Hi,

 

Has anyone noticed that crypto_aesni_mb virtual crypto device has issue of memory crash caused by the scanning and probe on secondary process. Can anyone cast any lights on it.

What I encountered is:

On the primary process, the crypto_aesni_mb device is probed and created successfully and I got the mb_mgr set in the device private data. But during the packet process, the application crashes on accessing the mb_mgr. The deugging shows this mb_mgr address has been changed to an invalid address (non-NULL). Further digging shows this memory contamination occurs after the vdev_action replies the scan request.

In below code, the crash is gone by either disable sending message on VDEV_SCAN_REQ or skip processing the VDEV_SCAN_ONE. It seems the insert_vdev() on secondary process triggers another probe and break the existing device data?

It is also noticed there was an issue which was fixed by this patch https://review.spdk.io/gerrit/c/spdk/dpdk/+/1056 but this patch is cancelled.
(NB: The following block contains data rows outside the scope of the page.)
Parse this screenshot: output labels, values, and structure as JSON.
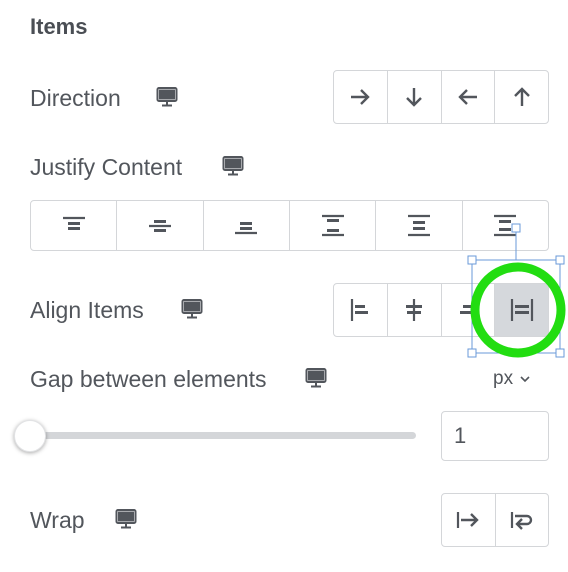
{
  "section": {
    "title": "Items"
  },
  "direction": {
    "label": "Direction",
    "icon": "monitor-icon",
    "options": [
      "arrow-right-icon",
      "arrow-down-icon",
      "arrow-left-icon",
      "arrow-up-icon"
    ]
  },
  "justify": {
    "label": "Justify Content",
    "icon": "monitor-icon",
    "options": [
      "justify-start-icon",
      "justify-center-icon",
      "justify-end-icon",
      "justify-space-between-icon",
      "justify-space-around-icon",
      "justify-space-evenly-icon"
    ]
  },
  "align": {
    "label": "Align Items",
    "icon": "monitor-icon",
    "options": [
      "align-start-icon",
      "align-center-icon",
      "align-end-icon",
      "align-stretch-icon"
    ],
    "selected": "align-stretch-icon",
    "highlight_color": "#22dd11"
  },
  "gap": {
    "label": "Gap between elements",
    "icon": "monitor-icon",
    "unit": "px",
    "value": "1",
    "slider_value": 1
  },
  "wrap": {
    "label": "Wrap",
    "icon": "monitor-icon",
    "options": [
      "no-wrap-icon",
      "wrap-icon"
    ]
  },
  "colors": {
    "text": "#52565c",
    "border": "#d4d6d9",
    "active_bg": "#d5d8dc",
    "selection": "#6a9ad8"
  }
}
This patch was complaining the similar memory issue found during scanning and probing on the secondary process.

 

static int

vdev_action(const struct rte_mp_msg *mp_msg, const void *peer)

{

     struct rte_vdev_device *dev;

     struct rte_mp_msg mp_resp;

     struct vdev_param *ou = (struct vdev_param *)&mp_resp.param;

     const struct vdev_param *in = (const struct vdev_param *)mp_msg->param;

     const char *devname;

     int num;

     int ret;

 

     strlcpy(mp_resp.name, VDEV_MP_KEY, sizeof(mp_resp.name));

     mp_resp.len_param = sizeof(*ou);

     mp_resp.num_fds = 0;

 

     switch (in->type) {

     case VDEV_SCAN_REQ:

          VDEV_LOG(INFO, "changczh skip vdev, %s", devname);

          ou->type = VDEV_SCAN_ONE;

          ou->num = 1;

          num = 0;

 

          rte_spinlock_recursive_lock(&vdev_device_list_lock);

          TAILQ_FOREACH(dev, &vdev_device_list, next) {

              devname = rte_vdev_device_name(dev);

              if (strlen(devname) == 0) {

                   VDEV_LOG(INFO, "vdev with no name is not sent");

                   continue;

              }

              VDEV_LOG(INFO, "send vdev, %s", devname);

              strlcpy(ou->name, devname, RTE_DEV_NAME_MAX_LEN);

              if (rte_mp_sendmsg(&mp_resp) < 0)

                   VDEV_LOG(ERR, "send vdev, %s, failed, %s",

                        devname, strerror(rte_errno));

              num++;

          }

          rte_spinlock_recursive_unlock(&vdev_device_list_lock);

          ou->type = VDEV_SCAN_REP;

          ou->num = num;

          if (rte_mp_reply(&mp_resp, peer) < 0)

              VDEV_LOG(ERR, "Failed to reply a scan request");

          break;

     case VDEV_SCAN_ONE:

          VDEV_LOG(INFO, "receive vdev, %s", in->name);

          ret = insert_vdev(in->name, NULL, NULL, false);                                      

          if (ret == -EEXIST)

              VDEV_LOG(DEBUG, "device already exist, %s", in->name);

          else if (ret < 0)

              VDEV_LOG(ERR, "failed to add vdev, %s", in->name);

          break;

     default:

          VDEV_LOG(ERR, "vdev cannot recognize this message");

     }

 

     return 0;

}

 

 

Thanks,

Alex